According to the Times-Picayune, Mills’ attorney said the defensive back’s girlfriend threw the punch, which resulted in the victim receiving four stitches in her lip. The district attorney reportedly said at the time that his office “often” refers first-time offenders charged with misdemeanor battery to diversion programs, which includes routine drug testing, a psychiatric evaluation and 30 hours of community service.
Mills said he was “very” tempted to go to trial, but that he decided against it because he didn’t want the case to drag on, potentially delaying his return to school and the football program. He added that an LSU dean allowed him to come back on campus after she decided Mills’ version of events “was kind of more the truth” compared to the victim’s, which then led Les Miles to bring Mills back to the team.
“Me being raised around women, they taught me how to cater to a woman and how to love a woman, and not to do those things I was accused of,” Mills said, who added that he was raised in a single-parent home by his mother, two aunts and grandmother. “The hurt wasn’t really for me because I knew I wasn’t guilty, but it was the hurt for how my mom and my grandmother [felt], how they knew I wasn’t raised like that and wouldn’t do something like that.”
When Mills turned his attention to football, he said he’s playing corner right now, which he calls his “natural” position. At LSU, Mills played both corner and safety, and he’s considered versatile enough to play both in the NFL.
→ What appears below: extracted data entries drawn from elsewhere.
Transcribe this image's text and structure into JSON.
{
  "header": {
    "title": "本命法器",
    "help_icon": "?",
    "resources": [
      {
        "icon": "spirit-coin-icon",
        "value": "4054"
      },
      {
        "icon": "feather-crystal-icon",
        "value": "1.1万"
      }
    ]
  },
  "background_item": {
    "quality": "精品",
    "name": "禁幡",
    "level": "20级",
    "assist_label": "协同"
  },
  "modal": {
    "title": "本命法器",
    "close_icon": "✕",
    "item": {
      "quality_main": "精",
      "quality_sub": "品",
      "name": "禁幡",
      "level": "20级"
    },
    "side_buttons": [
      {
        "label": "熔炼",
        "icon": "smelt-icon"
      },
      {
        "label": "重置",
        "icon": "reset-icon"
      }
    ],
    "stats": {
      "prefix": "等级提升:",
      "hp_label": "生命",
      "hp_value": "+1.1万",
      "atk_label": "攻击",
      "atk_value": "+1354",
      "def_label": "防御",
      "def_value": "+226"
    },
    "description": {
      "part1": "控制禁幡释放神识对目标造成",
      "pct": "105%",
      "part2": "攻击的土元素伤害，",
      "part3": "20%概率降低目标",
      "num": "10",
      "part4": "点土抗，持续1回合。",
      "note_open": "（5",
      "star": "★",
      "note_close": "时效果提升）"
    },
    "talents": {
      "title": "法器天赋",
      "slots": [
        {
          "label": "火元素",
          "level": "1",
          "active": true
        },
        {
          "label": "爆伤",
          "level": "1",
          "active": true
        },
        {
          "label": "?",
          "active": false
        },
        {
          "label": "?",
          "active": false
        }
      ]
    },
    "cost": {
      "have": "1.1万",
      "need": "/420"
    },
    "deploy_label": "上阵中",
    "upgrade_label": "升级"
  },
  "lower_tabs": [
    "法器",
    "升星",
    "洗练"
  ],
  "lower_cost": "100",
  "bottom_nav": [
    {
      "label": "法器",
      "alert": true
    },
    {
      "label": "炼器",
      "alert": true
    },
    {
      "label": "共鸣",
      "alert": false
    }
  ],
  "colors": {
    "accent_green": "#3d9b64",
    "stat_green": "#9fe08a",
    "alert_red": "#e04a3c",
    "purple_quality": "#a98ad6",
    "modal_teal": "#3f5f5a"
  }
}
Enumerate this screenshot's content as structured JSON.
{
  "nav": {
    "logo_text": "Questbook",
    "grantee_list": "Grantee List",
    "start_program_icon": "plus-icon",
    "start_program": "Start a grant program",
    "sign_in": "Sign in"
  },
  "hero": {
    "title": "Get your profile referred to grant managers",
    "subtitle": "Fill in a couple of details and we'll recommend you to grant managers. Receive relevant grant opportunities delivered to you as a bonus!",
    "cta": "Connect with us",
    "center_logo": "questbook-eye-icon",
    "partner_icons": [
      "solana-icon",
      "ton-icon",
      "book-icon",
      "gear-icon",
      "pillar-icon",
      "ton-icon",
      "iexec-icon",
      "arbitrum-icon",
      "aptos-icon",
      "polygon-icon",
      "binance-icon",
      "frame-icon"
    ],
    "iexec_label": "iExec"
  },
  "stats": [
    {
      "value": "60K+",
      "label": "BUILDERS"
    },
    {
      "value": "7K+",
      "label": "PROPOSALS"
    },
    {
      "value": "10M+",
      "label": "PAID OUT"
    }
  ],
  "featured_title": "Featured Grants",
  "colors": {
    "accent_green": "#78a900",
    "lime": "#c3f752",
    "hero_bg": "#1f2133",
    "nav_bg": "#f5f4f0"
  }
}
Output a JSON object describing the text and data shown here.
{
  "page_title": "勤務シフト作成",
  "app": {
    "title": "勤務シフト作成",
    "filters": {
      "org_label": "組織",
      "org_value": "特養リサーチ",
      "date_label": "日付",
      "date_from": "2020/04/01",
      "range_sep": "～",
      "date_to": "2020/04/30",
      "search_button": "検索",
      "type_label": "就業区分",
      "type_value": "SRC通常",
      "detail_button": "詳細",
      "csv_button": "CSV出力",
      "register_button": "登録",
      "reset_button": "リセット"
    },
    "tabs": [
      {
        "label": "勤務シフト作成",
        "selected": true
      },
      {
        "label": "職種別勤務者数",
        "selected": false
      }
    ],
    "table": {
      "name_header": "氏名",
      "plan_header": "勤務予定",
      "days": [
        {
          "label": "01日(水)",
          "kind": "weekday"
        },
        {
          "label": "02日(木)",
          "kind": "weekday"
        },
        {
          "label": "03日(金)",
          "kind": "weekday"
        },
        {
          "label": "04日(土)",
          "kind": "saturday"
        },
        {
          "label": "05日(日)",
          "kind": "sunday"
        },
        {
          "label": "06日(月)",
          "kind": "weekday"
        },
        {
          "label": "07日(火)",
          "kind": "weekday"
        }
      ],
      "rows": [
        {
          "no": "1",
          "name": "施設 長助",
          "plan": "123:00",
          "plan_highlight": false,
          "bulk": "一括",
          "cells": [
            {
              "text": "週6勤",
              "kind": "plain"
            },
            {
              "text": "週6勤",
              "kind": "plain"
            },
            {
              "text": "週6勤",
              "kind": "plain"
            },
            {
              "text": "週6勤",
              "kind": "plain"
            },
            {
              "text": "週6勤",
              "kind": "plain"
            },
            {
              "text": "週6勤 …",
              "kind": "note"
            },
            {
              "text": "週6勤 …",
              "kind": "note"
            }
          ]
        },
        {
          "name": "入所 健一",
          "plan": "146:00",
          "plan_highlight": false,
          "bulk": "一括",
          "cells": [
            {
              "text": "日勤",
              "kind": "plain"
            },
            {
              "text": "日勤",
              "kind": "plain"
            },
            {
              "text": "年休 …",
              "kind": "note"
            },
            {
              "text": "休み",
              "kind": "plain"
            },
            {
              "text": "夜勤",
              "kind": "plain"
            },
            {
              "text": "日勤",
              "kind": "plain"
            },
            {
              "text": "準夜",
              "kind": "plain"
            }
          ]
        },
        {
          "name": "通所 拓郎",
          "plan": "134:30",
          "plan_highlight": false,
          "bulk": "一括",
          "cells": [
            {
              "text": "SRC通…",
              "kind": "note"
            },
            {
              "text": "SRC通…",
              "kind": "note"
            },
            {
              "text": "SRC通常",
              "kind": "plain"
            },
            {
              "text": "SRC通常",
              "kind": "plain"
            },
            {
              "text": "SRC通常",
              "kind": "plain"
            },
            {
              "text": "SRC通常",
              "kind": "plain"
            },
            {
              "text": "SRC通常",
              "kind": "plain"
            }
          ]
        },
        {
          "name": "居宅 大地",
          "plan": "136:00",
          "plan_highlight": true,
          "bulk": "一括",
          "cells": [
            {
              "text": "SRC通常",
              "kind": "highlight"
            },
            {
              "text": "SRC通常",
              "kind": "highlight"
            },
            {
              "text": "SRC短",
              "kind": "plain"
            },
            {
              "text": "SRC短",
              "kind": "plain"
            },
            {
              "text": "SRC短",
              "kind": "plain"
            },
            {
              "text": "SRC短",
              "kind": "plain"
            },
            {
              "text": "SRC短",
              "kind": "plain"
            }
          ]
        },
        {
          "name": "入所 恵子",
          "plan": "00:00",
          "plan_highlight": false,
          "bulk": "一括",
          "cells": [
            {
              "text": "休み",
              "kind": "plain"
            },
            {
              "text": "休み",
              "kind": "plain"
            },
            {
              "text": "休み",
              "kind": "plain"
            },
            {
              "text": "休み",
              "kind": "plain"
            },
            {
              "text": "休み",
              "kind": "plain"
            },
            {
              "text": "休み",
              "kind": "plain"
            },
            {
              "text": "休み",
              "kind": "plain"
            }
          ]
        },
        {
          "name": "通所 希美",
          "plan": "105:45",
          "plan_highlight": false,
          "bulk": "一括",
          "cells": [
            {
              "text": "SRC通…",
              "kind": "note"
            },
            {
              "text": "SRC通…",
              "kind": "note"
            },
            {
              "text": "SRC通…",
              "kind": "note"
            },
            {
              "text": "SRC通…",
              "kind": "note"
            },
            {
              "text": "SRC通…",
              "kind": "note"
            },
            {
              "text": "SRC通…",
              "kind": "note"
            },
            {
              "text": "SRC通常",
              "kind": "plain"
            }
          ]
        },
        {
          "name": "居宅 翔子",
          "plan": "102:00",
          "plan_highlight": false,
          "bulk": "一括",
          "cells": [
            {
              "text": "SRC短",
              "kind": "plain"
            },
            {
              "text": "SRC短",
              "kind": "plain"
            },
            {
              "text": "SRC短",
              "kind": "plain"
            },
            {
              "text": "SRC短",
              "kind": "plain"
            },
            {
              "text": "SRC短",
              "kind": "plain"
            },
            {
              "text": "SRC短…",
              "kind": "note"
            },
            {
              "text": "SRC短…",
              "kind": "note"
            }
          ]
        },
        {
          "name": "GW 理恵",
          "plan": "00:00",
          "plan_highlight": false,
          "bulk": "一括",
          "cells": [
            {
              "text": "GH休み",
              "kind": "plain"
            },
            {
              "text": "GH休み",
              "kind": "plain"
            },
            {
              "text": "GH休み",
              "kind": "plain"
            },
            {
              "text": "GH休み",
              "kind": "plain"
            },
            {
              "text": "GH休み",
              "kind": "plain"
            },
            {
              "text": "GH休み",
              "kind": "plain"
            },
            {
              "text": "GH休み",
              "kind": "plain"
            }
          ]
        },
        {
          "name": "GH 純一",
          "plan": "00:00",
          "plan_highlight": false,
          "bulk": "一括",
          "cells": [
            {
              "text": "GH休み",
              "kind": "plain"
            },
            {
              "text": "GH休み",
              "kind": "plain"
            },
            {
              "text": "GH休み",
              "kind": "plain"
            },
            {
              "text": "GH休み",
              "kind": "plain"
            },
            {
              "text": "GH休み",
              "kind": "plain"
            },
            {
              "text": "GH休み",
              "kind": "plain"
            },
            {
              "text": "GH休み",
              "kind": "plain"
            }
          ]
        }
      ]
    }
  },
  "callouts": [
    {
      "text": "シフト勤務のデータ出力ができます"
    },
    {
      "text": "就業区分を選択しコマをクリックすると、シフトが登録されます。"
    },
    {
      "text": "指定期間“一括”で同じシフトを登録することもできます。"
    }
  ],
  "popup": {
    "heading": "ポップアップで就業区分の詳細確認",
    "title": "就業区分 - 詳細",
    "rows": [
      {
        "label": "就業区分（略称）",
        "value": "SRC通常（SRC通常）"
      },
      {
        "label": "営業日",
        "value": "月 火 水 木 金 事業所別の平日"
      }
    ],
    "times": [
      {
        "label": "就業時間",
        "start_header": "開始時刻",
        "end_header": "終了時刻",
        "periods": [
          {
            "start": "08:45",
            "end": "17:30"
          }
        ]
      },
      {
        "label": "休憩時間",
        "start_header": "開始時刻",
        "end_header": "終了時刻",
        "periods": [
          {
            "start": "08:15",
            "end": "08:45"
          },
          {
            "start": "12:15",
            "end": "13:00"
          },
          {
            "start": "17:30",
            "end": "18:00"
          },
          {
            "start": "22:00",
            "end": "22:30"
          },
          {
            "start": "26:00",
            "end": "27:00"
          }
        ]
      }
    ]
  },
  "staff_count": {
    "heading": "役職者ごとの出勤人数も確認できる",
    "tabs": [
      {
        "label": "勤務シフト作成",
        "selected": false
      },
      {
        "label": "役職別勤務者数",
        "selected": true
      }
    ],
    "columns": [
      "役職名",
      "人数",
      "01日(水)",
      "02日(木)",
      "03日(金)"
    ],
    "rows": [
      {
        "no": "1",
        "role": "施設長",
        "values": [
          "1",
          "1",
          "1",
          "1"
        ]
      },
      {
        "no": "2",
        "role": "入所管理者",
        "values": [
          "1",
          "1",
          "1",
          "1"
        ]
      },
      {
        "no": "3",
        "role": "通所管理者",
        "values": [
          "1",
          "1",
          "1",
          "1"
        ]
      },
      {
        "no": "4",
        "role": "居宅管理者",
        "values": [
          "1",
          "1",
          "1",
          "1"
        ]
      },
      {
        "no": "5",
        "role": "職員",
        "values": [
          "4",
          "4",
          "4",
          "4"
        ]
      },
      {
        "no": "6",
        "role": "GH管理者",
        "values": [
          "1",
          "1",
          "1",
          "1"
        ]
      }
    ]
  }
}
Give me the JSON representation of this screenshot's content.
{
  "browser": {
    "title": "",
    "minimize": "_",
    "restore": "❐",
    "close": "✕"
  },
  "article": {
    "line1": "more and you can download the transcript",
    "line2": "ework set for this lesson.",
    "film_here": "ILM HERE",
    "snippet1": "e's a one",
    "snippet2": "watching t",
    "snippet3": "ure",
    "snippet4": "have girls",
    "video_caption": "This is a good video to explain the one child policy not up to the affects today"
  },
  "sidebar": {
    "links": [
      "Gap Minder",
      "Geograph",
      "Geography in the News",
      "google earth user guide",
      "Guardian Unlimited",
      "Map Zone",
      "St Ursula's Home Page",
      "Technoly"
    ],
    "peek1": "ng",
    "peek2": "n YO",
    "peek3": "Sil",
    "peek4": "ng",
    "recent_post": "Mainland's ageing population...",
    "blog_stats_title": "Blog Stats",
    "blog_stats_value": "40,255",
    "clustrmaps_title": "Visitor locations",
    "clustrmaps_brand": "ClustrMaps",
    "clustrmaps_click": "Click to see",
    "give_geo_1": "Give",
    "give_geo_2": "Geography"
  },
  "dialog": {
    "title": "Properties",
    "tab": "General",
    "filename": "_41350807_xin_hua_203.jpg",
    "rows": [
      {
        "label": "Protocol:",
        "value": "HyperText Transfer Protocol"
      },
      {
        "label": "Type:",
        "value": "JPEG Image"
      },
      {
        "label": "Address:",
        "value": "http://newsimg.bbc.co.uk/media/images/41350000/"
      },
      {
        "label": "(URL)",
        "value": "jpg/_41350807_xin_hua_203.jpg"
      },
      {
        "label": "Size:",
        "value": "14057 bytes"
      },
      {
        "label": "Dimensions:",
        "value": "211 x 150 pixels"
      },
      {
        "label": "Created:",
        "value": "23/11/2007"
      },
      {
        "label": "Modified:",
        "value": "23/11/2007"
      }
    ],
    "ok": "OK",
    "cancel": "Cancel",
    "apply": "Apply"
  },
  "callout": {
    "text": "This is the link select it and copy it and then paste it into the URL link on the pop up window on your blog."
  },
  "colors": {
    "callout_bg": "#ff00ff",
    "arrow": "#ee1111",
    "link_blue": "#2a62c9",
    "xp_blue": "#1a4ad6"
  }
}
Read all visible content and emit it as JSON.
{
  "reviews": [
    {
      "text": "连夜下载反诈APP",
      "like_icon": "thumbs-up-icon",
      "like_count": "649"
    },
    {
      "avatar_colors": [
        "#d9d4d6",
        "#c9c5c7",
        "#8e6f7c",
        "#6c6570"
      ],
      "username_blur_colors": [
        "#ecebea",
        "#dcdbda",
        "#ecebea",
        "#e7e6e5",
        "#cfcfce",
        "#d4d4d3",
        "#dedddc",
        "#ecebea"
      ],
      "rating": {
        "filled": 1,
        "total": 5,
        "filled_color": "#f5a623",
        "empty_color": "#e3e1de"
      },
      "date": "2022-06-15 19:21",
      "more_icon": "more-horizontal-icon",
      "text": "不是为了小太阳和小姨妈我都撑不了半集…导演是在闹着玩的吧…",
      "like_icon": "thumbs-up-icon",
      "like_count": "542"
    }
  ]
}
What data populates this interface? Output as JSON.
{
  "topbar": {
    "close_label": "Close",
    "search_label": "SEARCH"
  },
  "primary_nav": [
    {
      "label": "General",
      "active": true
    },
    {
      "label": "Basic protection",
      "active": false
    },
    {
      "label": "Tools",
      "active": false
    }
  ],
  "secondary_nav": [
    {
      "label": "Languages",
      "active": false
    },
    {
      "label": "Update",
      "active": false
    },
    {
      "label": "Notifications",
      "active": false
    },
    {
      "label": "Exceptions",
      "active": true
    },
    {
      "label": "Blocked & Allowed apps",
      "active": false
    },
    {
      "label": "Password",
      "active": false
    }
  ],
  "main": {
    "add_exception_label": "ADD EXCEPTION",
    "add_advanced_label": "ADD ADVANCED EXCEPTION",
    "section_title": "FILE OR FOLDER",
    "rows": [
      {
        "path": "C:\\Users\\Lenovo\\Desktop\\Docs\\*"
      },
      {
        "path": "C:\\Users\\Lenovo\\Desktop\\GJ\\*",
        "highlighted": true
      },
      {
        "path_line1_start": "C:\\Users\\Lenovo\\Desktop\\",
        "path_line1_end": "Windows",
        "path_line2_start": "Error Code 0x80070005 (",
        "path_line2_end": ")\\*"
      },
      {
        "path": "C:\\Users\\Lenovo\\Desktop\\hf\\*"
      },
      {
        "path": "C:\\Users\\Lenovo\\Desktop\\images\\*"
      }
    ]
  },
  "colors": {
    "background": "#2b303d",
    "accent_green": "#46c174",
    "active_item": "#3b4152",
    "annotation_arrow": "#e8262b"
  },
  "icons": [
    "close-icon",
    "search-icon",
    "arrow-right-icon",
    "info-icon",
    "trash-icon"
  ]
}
Mills said he wasn’t sure if his potential red flags off of the field impacted his draft stock, but that every team he spoke with made him address the situation. That included the Eagles, as Roseman said after they drafted him that they conducted their own investigation.
“We got a chance to talk to him at the Senior Bowl, again at the Combine. He gave us his version of the events. We investigated it like we do everything. He’s got to prove himself as he gets here,” Roseman said. “We were satisfied with the investigation that was done down there in Baton Rouge and with the university. We think we know what kind of kid this is, but again, he gets here and he’s going to have to prove it here.
“We forget sometimes that these guys are college kids and things happen, and we were comfortable enough with the set of circumstances that we were described that we thought that it was worthwhile to give him a second chance here.”